The effort to create, record, and store information to disseminate cultural knowledge is an unending one. In parallel, new technologies are being developed to organize and catalog information to be retrieved so that knowledge gathered across the ages is not lost.
When it comes to organizing information as concepts related to other concepts and facts related to other facts, knowledge graphs are extraordinary. Employing well-designed subject ontologies information becomes semantic, allowing knowledge graphs to encode and organize domain-specific information in a meaningful way. However, what is remarkable is that knowledge graphs can infer and communicate new facts, producing new knowledge.
Today, among academics and practitioners, there is a growing awareness that current taxonomies need to move beyond not only keywords and natural language processing. Primarily because of the need for thorough disambiguation of terms, metaphors, and colloquialisms, and relate ideas to one another.
Increasingly, knowledge graphs, because of their dynamic, non-linear nature, are also being used to manage all data types. Knowledge graphs can expand to include new information, and billions of data points can be connected and interconnected depending on what types of information are being queried and recalled.
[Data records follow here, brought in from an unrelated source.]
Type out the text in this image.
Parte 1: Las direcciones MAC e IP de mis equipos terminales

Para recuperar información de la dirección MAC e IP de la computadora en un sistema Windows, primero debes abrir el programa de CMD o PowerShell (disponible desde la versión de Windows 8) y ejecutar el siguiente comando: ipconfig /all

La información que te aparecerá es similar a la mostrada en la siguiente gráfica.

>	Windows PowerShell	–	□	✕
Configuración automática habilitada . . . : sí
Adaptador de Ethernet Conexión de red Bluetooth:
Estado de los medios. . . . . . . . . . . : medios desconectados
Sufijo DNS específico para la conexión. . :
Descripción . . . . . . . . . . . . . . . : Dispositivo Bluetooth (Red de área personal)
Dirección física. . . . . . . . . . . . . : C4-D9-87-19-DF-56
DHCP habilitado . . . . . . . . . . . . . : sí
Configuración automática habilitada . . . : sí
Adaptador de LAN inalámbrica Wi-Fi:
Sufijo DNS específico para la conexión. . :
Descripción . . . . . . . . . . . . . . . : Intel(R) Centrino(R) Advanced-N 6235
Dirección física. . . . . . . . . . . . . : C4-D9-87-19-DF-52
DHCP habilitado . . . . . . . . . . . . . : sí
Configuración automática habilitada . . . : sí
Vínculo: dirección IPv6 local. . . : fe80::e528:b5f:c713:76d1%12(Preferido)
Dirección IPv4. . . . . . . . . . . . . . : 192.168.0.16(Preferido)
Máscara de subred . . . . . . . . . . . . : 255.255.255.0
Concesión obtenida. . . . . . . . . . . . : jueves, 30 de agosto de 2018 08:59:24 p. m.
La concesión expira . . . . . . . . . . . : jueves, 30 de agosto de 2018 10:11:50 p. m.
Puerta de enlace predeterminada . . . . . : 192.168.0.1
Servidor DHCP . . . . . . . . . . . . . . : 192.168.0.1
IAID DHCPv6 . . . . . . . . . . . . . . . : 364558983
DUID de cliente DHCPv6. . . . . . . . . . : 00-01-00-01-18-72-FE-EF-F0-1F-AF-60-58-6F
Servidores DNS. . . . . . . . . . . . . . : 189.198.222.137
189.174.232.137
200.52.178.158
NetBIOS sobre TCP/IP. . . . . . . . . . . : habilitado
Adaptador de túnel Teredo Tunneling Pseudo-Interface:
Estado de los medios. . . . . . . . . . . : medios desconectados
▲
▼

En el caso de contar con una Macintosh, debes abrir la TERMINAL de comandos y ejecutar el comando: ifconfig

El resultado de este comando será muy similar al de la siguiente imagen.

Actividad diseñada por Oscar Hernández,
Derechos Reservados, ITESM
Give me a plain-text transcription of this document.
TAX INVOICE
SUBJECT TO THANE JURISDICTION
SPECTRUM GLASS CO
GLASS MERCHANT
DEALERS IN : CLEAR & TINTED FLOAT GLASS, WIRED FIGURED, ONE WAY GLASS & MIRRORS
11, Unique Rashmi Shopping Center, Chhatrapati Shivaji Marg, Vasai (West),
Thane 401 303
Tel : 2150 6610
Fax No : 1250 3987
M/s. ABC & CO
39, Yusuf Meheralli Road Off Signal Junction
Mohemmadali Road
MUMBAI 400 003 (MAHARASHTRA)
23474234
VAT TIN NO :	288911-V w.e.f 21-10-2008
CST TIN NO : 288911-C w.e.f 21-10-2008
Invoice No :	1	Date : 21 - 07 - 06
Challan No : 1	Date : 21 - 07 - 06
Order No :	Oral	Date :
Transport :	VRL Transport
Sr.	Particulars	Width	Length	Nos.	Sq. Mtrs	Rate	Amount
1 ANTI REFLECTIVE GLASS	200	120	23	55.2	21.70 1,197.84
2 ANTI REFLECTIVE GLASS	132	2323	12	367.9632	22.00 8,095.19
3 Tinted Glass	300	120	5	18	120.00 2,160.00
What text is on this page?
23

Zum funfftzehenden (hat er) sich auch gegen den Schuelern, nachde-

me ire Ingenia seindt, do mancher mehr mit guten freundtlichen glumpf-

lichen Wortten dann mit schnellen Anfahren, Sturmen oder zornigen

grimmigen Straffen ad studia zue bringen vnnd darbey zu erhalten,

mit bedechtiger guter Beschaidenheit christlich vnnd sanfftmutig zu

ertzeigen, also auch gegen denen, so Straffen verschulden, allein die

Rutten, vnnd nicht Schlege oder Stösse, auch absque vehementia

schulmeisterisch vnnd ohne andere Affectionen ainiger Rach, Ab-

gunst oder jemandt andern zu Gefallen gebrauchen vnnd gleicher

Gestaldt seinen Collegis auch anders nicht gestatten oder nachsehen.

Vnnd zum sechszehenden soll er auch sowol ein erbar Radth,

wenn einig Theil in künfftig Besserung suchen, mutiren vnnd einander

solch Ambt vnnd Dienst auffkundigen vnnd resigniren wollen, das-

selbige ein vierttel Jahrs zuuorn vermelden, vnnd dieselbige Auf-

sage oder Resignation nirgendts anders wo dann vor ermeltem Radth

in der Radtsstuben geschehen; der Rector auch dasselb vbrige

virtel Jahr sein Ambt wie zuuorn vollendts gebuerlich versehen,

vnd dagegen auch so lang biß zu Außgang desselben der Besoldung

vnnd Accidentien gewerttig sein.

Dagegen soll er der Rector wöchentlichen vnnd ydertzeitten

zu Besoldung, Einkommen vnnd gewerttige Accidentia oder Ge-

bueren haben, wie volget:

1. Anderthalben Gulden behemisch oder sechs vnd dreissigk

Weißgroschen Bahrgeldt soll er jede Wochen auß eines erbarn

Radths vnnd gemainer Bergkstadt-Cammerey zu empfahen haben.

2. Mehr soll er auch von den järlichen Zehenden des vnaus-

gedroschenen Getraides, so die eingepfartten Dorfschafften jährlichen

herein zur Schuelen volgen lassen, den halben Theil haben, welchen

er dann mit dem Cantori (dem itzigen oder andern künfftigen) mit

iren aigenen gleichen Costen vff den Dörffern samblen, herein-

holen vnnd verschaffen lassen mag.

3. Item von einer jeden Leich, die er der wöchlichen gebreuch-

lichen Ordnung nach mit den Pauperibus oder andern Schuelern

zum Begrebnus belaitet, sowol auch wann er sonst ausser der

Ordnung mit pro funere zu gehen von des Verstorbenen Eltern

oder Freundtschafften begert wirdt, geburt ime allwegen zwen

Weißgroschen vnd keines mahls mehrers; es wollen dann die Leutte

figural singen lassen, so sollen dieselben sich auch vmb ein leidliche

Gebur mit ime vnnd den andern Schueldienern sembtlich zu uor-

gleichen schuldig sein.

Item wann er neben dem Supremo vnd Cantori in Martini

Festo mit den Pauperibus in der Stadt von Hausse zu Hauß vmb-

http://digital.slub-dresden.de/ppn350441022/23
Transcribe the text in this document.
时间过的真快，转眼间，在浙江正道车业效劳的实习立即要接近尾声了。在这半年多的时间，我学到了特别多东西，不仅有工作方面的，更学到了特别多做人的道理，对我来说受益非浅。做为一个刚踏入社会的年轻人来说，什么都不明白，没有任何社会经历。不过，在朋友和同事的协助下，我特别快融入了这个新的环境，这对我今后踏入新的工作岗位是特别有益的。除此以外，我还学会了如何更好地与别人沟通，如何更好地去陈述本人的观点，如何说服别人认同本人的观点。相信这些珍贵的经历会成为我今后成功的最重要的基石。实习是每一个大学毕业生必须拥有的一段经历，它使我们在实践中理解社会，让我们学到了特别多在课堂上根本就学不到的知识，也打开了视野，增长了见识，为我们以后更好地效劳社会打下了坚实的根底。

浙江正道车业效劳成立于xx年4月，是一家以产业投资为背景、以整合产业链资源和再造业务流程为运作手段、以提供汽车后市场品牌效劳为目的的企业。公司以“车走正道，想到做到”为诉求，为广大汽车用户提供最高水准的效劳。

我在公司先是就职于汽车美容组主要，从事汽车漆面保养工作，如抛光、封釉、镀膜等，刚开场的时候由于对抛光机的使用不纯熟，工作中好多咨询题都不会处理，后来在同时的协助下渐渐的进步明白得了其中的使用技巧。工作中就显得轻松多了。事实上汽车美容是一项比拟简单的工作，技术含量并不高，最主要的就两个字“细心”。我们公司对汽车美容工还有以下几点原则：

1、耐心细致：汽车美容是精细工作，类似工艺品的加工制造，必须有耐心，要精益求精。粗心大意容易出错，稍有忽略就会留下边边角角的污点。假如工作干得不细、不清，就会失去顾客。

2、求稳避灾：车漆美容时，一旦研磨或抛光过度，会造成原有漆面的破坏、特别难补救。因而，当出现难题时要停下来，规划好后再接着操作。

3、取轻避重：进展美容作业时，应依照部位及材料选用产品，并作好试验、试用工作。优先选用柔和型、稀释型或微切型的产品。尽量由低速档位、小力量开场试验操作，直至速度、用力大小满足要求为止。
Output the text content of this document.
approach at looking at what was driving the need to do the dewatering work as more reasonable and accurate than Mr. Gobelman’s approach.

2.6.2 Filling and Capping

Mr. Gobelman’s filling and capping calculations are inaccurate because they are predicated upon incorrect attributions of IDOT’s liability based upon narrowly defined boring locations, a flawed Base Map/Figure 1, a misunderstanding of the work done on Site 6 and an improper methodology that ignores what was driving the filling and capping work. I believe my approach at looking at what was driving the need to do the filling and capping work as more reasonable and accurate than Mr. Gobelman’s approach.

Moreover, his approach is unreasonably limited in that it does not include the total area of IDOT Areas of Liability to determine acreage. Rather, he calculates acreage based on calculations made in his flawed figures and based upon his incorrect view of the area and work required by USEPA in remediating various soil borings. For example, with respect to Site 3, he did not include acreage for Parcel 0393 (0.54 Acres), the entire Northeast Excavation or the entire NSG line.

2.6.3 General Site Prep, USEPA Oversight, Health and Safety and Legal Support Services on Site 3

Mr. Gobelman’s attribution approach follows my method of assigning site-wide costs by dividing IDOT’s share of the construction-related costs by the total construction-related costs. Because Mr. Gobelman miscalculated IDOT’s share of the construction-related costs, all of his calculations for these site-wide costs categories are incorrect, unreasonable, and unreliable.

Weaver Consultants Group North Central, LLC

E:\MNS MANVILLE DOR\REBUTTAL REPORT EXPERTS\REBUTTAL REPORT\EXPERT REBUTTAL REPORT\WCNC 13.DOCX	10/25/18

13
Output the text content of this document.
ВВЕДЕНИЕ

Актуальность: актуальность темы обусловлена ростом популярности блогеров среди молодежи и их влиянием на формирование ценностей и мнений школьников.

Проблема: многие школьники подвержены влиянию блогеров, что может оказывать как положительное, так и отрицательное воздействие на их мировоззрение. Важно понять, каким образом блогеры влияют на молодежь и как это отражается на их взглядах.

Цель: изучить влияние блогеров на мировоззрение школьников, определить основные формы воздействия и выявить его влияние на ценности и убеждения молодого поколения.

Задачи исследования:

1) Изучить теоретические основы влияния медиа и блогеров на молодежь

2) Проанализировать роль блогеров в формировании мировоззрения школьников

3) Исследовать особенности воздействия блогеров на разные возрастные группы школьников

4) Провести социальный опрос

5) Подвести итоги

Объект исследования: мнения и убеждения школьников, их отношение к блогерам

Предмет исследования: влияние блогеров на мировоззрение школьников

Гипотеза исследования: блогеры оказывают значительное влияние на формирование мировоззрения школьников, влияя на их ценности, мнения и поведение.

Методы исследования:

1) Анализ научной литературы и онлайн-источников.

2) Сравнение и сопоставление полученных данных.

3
Essentially, using knowledge graphs to organize and catalog information is like storing information in 3D. For instance, today's news can now be surfaced alongside a research article written 15 years ago because the concepts within the two are identified in the knowledge graph as relevant. By providing a framework, knowledge graphs can help publishers and academics view their content in the context of the current news, other titles in their collection, and the broader research ecosystem.